The role of chronic HCV infection is interesting in this case. As a well-established etiology for hepatocellular carcinoma, the virus is also reported as a risk factor for developing PTLD. HCV manifests with both hepatic and extrahepatic manifestations, including hematological, neurological, renal and dermatological disorders (6). HCV has been associated with expansion of B cell clones, the production of cryoglobulinemia and frank lymphomas (7, 8). A meta-analysis that included 48 studies concluded that the prevalence of HCV in patients with B-cell non-Hodgkin lymphoma was 15%, higher than that in the general population (approximately 1.5%) or in patients with other hematologic malignancies (3%) (8). In addition, some evidence suggested a decreased risk of lymphoma following treatment of HCV infection, and rare reports indicated regression of lymphoma with antiviral treatment. 

The WHO classification of tumors of the hematopoietic and lymphoid tissues employs morphologic, immunophenotypic, genetic, and clinical features to define five main categories of PTLD: plasmacytic hyperplasia and infectious mononucleosis-like PTLD, florid follicular hyperplasia, polymorphic PTLD, monomorphic PTLD, and classic Hodgkin lymphoma-like PTLD. Once diagnosed, the outcome in transplant recipients appears to be worse than that in the general population (9).

Learning points

  • PTLD is a lymphoplasmacytic disease that may occur after any type of organ transplant in the setting of immunosuppression. More than half of PTLD presents with extranodal masses.
  • Multiple risk factors contribute to the development of PTLD, including  the degree of immunosuppression and EBV status.
  • HCV is also reported as a risk factor for developing PTLD. The infection manifests both hepatic and extrahepatic manifestations, and has been associated with expansion of B cell clones, the production of cryoglobulinemia and frank lymphomas.
  • PTLD has been classified into five major groups by WHO book, and was reported carrying a worse outcome than that in the general population.


1.         Nalesnik MA, Starzl TE. Epstein-Barr virus, infectious mononucleosis, and posttransplant lymphoproliferative disorders. Transplant Sci. 1994;4(1):61-79.

2.         Aucejo F, Rofaiel G, Miller C. Who is at risk for post-transplant lymphoproliferative disorders (PTLD) after liver transplantation? J Hepatol. 2006;44(1):19-23.

3.         Opelz G, Döhler B. Lymphomas after solid organ transplantation: a collaborative transplant study report. Am J Transplant. 2004;4(2):222-30.

4.         McDonald RA, Smith JM, Ho M, Lindblad R, Ikle D, Grimm P, et al. Incidence of PTLD in pediatric renal transplant recipients receiving basiliximab, calcineurin inhibitor, sirolimus and steroids. Am J Transplant. 2008;8(5):984-9.

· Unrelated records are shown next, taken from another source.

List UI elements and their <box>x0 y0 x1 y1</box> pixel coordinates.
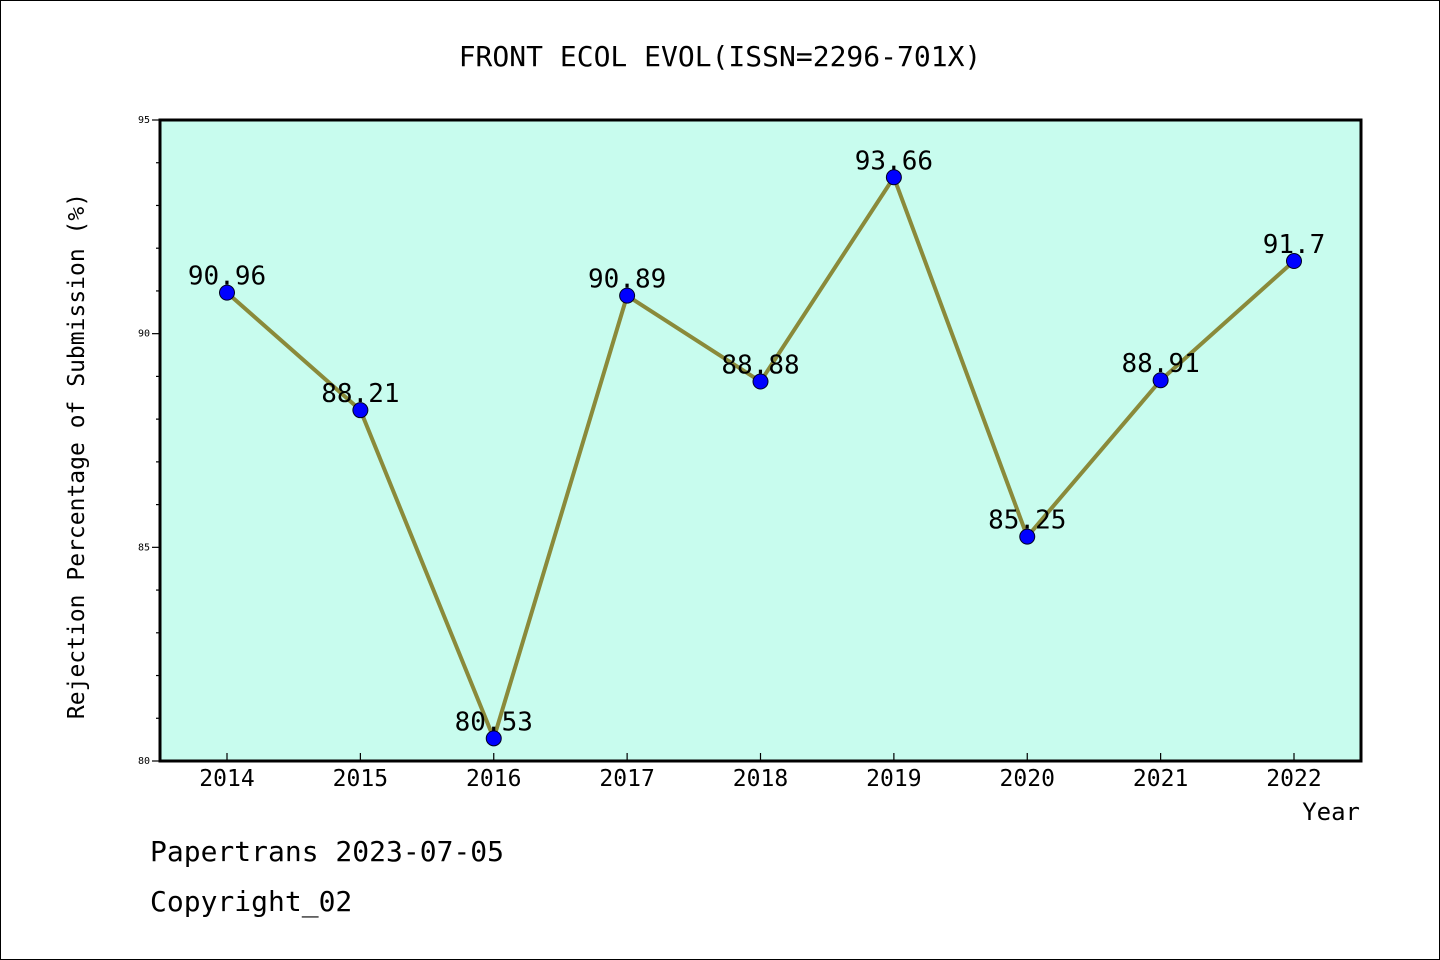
y-axis-ticks: 80 85 90 95 <box>138 115 160 767</box>
data-point <box>619 287 636 304</box>
chart-title: FRONT ECOL EVOL(ISSN=2296-701X) <box>459 40 982 73</box>
data-markers <box>219 169 1302 747</box>
data-point <box>1152 372 1169 389</box>
x-tick-label: 2022 <box>1266 766 1321 792</box>
data-label: 91.7 <box>1263 230 1326 260</box>
data-point <box>352 402 369 419</box>
x-tick-label: 2020 <box>1000 766 1055 792</box>
y-axis-label: Rejection Percentage of Submission (%) <box>64 193 90 719</box>
plot-area <box>158 118 1363 763</box>
footer-date-text: Papertrans 2023-07-05 <box>150 835 505 868</box>
data-label: 88.91 <box>1121 349 1199 379</box>
data-point <box>752 373 769 390</box>
x-tick-label: 2018 <box>733 766 788 792</box>
data-labels: 90.96 88.21 80.53 90.89 88.88 93.66 85.25 88.91… <box>188 146 1325 737</box>
data-label: 90.89 <box>588 265 666 295</box>
data-label: 85.25 <box>988 506 1066 536</box>
data-label: 80.53 <box>455 707 533 737</box>
x-tick-label: 2015 <box>333 766 388 792</box>
x-tick-label: 2019 <box>866 766 921 792</box>
data-label: 88.21 <box>321 379 399 409</box>
x-tick-label: 2016 <box>466 766 521 792</box>
data-point <box>1286 253 1302 270</box>
y-tick-label: 90 <box>138 329 150 340</box>
data-point <box>485 730 502 747</box>
x-tick-label: 2014 <box>199 766 254 792</box>
y-tick-label: 85 <box>138 542 150 553</box>
y-tick-label: 80 <box>138 756 150 767</box>
x-tick-label: 2021 <box>1133 766 1188 792</box>
y-tick-label: 95 <box>138 115 150 126</box>
x-axis-label: Year <box>1302 798 1360 826</box>
x-tick-label: 2017 <box>599 766 654 792</box>
x-axis-ticks: 2014 2015 2016 2017 2018 2019 2020 2021 2022 <box>199 753 1322 792</box>
data-point <box>219 284 235 301</box>
data-label: 93.66 <box>855 146 933 176</box>
data-point <box>885 169 902 186</box>
data-label: 90.96 <box>188 262 266 292</box>
data-label: 88.88 <box>721 351 799 381</box>
footer-copyright-text: Copyright_02 <box>150 885 353 918</box>
data-point <box>1019 528 1036 545</box>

5.         Smets F, Sokal EM. Epstein-Barr virus-related lymphoproliferation in children after liver transplant: role of immunity, diagnosis, and management. Pediatr Transplant. 2002;6(4):280-7.

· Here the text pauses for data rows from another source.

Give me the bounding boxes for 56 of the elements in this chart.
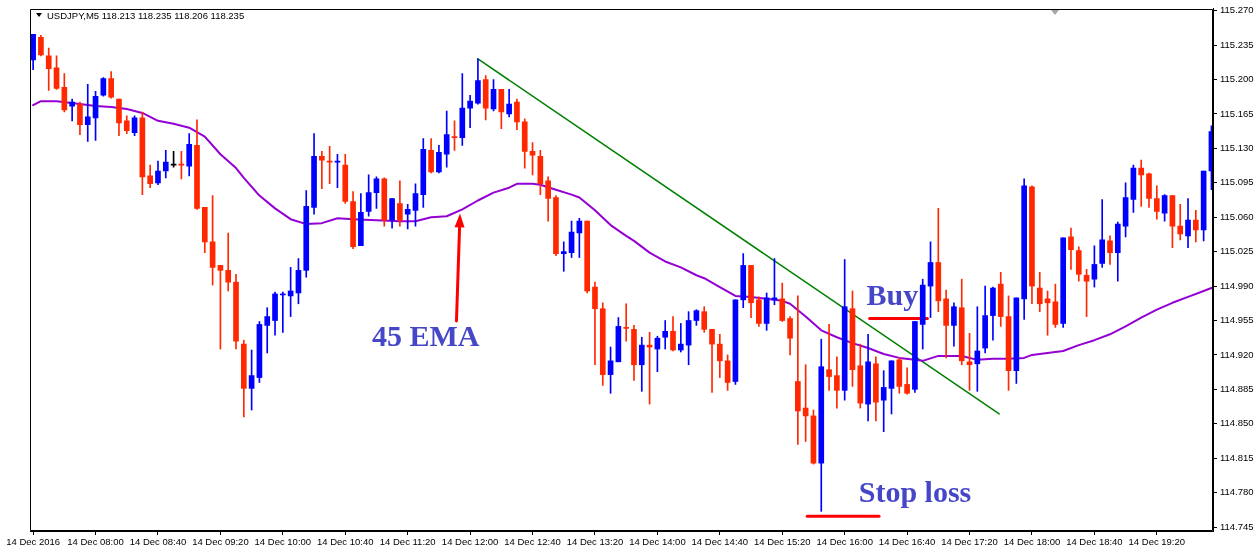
x-tick-label: 14 Dec 18:40 [1066,536,1123,548]
x-tick-label: 14 Dec 18:00 [1003,536,1061,548]
annotation: Stop loss [858,475,972,509]
x-tick-label: 14 Dec 12:40 [504,536,561,548]
y-tick-label: 115.060 [1220,210,1254,222]
y-tick-label: 114.990 [1220,279,1254,291]
chart-title: USDJPY,M5 118.213 118.235 118.206 118.235 [47,9,245,21]
candlestick [84,84,91,142]
y-tick-label: 114.745 [1220,520,1254,532]
y-tick-label: 115.270 [1220,4,1254,16]
x-tick-label: 14 Dec 10:00 [254,536,312,548]
x-tick-label: 14 Dec 13:20 [566,536,624,548]
x-tick-label: 14 Dec 09:20 [192,536,249,548]
candlestick [319,150,325,190]
y-tick-label: 115.095 [1220,176,1254,188]
candlestick [467,94,473,129]
y-tick-label: 114.885 [1220,382,1254,394]
x-tick-label: 14 Dec 19:20 [1128,536,1186,548]
candlestick [560,241,567,272]
y-tick-label: 114.850 [1220,417,1254,429]
candlestick [225,232,232,292]
x-tick-label: 14 Dec 16:00 [816,536,873,548]
x-tick-label: 14 Dec 10:40 [317,536,374,548]
x-tick-label: 14 Dec 14:00 [629,536,686,548]
candlestick [709,329,715,393]
candlestick [264,307,271,354]
y-tick-label: 115.200 [1220,73,1254,85]
x-tick-label: 14 Dec 17:20 [941,536,998,548]
candlestick [1177,204,1184,241]
y-tick-label: 114.920 [1220,348,1254,360]
candlestick [795,295,801,445]
y-tick-label: 115.130 [1220,142,1254,153]
candlestick [404,204,411,230]
x-tick-label: 14 Dec 08:00 [67,536,124,548]
x-tick-label: 14 Dec 2016 [6,536,61,548]
y-tick-label: 115.165 [1220,107,1254,119]
candlestick [677,323,684,353]
annotation: Buy [866,277,919,311]
candlestick [623,303,630,342]
candlestick [69,98,75,122]
annotation: 45 EMA [371,319,480,353]
y-tick-label: 115.025 [1220,245,1254,257]
candlestick [662,320,669,350]
candlestick [880,370,887,432]
y-tick-label: 114.780 [1220,486,1254,498]
x-tick-label: 14 Dec 16:40 [878,536,936,548]
x-tick-label: 14 Dec 08:40 [129,536,187,548]
y-tick-label: 114.815 [1220,451,1254,463]
x-tick-label: 14 Dec 12:00 [441,536,499,548]
x-tick-label: 14 Dec 11:20 [379,536,436,548]
x-tick-label: 14 Dec 14:40 [691,536,749,548]
candlestick [826,324,832,391]
x-tick-label: 14 Dec 15:20 [753,536,811,548]
y-tick-label: 115.235 [1220,38,1254,50]
y-tick-label: 114.955 [1220,314,1254,326]
candlestick [1138,159,1145,207]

6.         Shpilberg O, Wilson J, Whiteside TL, Herberman RB. Pre-transplant immunological profile and risk factor analysis of post-transplant lymphoproliferative disease development: the results of a nested matched case-control study. The University of Pittsburgh PTLD Study Group. Leuk Lymphoma. 1999;36(1-2):109-21.

7.         Michaelis S, Kazakov DV, Schmid M, Dummer R, Burg G, Kempf W. Hepatitis C and G viruses in B-cell lymphomas of the skin. J Cutan Pathol. 2003;30(6):369-72.

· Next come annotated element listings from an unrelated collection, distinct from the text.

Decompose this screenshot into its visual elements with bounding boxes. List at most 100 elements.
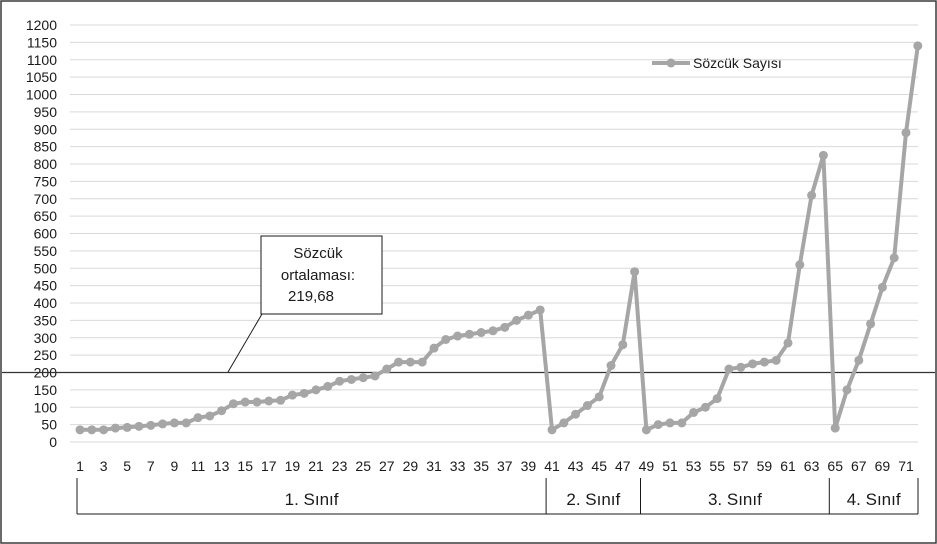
x-tick-label: 53 bbox=[686, 458, 702, 474]
data-point bbox=[913, 41, 923, 51]
x-tick-label: 25 bbox=[355, 458, 371, 474]
x-tick-label: 15 bbox=[237, 458, 253, 474]
annotation-leader-line bbox=[227, 313, 263, 373]
data-point bbox=[582, 401, 592, 411]
data-point bbox=[630, 267, 640, 277]
y-tick-label: 700 bbox=[34, 191, 58, 207]
data-point bbox=[287, 390, 297, 400]
y-tick-label: 800 bbox=[34, 156, 58, 172]
data-point bbox=[771, 355, 781, 365]
category-groups: 1. Sınıf 2. Sınıf 3. Sınıf 4. Sınıf bbox=[76, 478, 919, 515]
x-tick-label: 13 bbox=[214, 458, 230, 474]
data-point bbox=[795, 260, 805, 270]
x-tick-label: 61 bbox=[780, 458, 796, 474]
y-tick-label: 150 bbox=[34, 382, 58, 398]
data-point bbox=[476, 328, 486, 338]
x-tick-label: 51 bbox=[662, 458, 678, 474]
group-label: 4. Sınıf bbox=[847, 490, 901, 509]
data-point bbox=[228, 399, 238, 409]
data-point bbox=[559, 418, 569, 428]
data-point bbox=[193, 413, 203, 423]
data-point bbox=[181, 418, 191, 428]
x-tick-label: 59 bbox=[757, 458, 773, 474]
data-point bbox=[736, 362, 746, 372]
data-point bbox=[512, 315, 522, 325]
data-point bbox=[134, 421, 144, 431]
x-tick-label: 47 bbox=[615, 458, 631, 474]
data-point bbox=[842, 385, 852, 395]
data-point bbox=[169, 418, 179, 428]
data-point bbox=[889, 253, 899, 263]
x-tick-label: 41 bbox=[544, 458, 560, 474]
group-label: 1. Sınıf bbox=[285, 490, 339, 509]
legend-label: Sözcük Sayısı bbox=[693, 55, 782, 71]
legend: Sözcük Sayısı bbox=[652, 55, 782, 71]
y-tick-label: 50 bbox=[41, 417, 57, 433]
x-tick-label: 31 bbox=[426, 458, 442, 474]
data-point bbox=[700, 402, 710, 412]
x-tick-label: 3 bbox=[100, 458, 108, 474]
data-point bbox=[205, 411, 215, 421]
data-point bbox=[441, 334, 451, 344]
x-tick-label: 33 bbox=[450, 458, 466, 474]
data-point bbox=[818, 150, 828, 160]
data-point bbox=[217, 406, 227, 416]
data-point bbox=[323, 381, 333, 391]
y-axis: 0501001502002503003504004505005506006507… bbox=[26, 17, 57, 450]
x-tick-label: 1 bbox=[76, 458, 84, 474]
x-tick-label: 49 bbox=[639, 458, 655, 474]
x-tick-label: 57 bbox=[733, 458, 749, 474]
annotation-callout: Sözcük ortalaması: 219,68 bbox=[227, 235, 383, 373]
data-point bbox=[500, 322, 510, 332]
data-point bbox=[712, 394, 722, 404]
data-point bbox=[618, 340, 628, 350]
x-tick-label: 5 bbox=[123, 458, 131, 474]
x-tick-label: 69 bbox=[875, 458, 891, 474]
data-point bbox=[87, 425, 97, 435]
y-tick-label: 400 bbox=[34, 295, 58, 311]
x-tick-label: 67 bbox=[851, 458, 867, 474]
y-tick-label: 1050 bbox=[26, 69, 57, 85]
data-point bbox=[464, 329, 474, 339]
x-tick-label: 7 bbox=[147, 458, 155, 474]
data-point bbox=[866, 319, 876, 329]
x-tick-label: 37 bbox=[497, 458, 513, 474]
data-point bbox=[122, 422, 132, 432]
data-point bbox=[453, 331, 463, 341]
y-tick-label: 500 bbox=[34, 260, 58, 276]
y-tick-label: 750 bbox=[34, 173, 58, 189]
x-tick-label: 27 bbox=[379, 458, 395, 474]
data-point bbox=[807, 190, 817, 200]
data-point bbox=[264, 396, 274, 406]
y-tick-label: 1000 bbox=[26, 87, 57, 103]
y-tick-label: 0 bbox=[49, 434, 57, 450]
data-point bbox=[488, 326, 498, 336]
data-point bbox=[417, 357, 427, 367]
x-tick-label: 17 bbox=[261, 458, 277, 474]
y-tick-label: 1100 bbox=[27, 52, 57, 68]
data-point bbox=[158, 419, 168, 429]
x-tick-label: 29 bbox=[403, 458, 419, 474]
data-point bbox=[830, 423, 840, 433]
data-point bbox=[523, 310, 533, 320]
data-point bbox=[382, 364, 392, 374]
x-tick-label: 65 bbox=[827, 458, 843, 474]
annotation-line-3: 219,68 bbox=[288, 288, 334, 305]
data-point bbox=[276, 395, 286, 405]
x-tick-label: 23 bbox=[332, 458, 348, 474]
y-tick-label: 900 bbox=[34, 121, 58, 137]
y-tick-label: 850 bbox=[34, 139, 58, 155]
data-point bbox=[854, 355, 864, 365]
y-tick-label: 650 bbox=[34, 208, 58, 224]
data-point bbox=[594, 392, 604, 402]
series-layer bbox=[75, 41, 923, 435]
annotation-line-2: ortalaması: bbox=[281, 267, 355, 284]
data-point bbox=[641, 425, 651, 435]
data-point bbox=[311, 385, 321, 395]
x-tick-label: 55 bbox=[709, 458, 725, 474]
y-tick-label: 600 bbox=[34, 226, 58, 242]
x-tick-label: 9 bbox=[171, 458, 179, 474]
data-point bbox=[110, 423, 120, 433]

8.         Gisbert JP, García-Buey L, Pajares JM, Moreno-Otero R. Prevalence of hepatitis C virus infection in B-cell non-Hodgkin’s lymphoma: systematic review and meta-analysis. Gastroenterology. 2003;125(6):1723-32.

9.         Herrero JI. De novo malignancies following liver transplantation: impact and recommendations. Liver Transpl. 2009;15 Suppl 2:S90-4.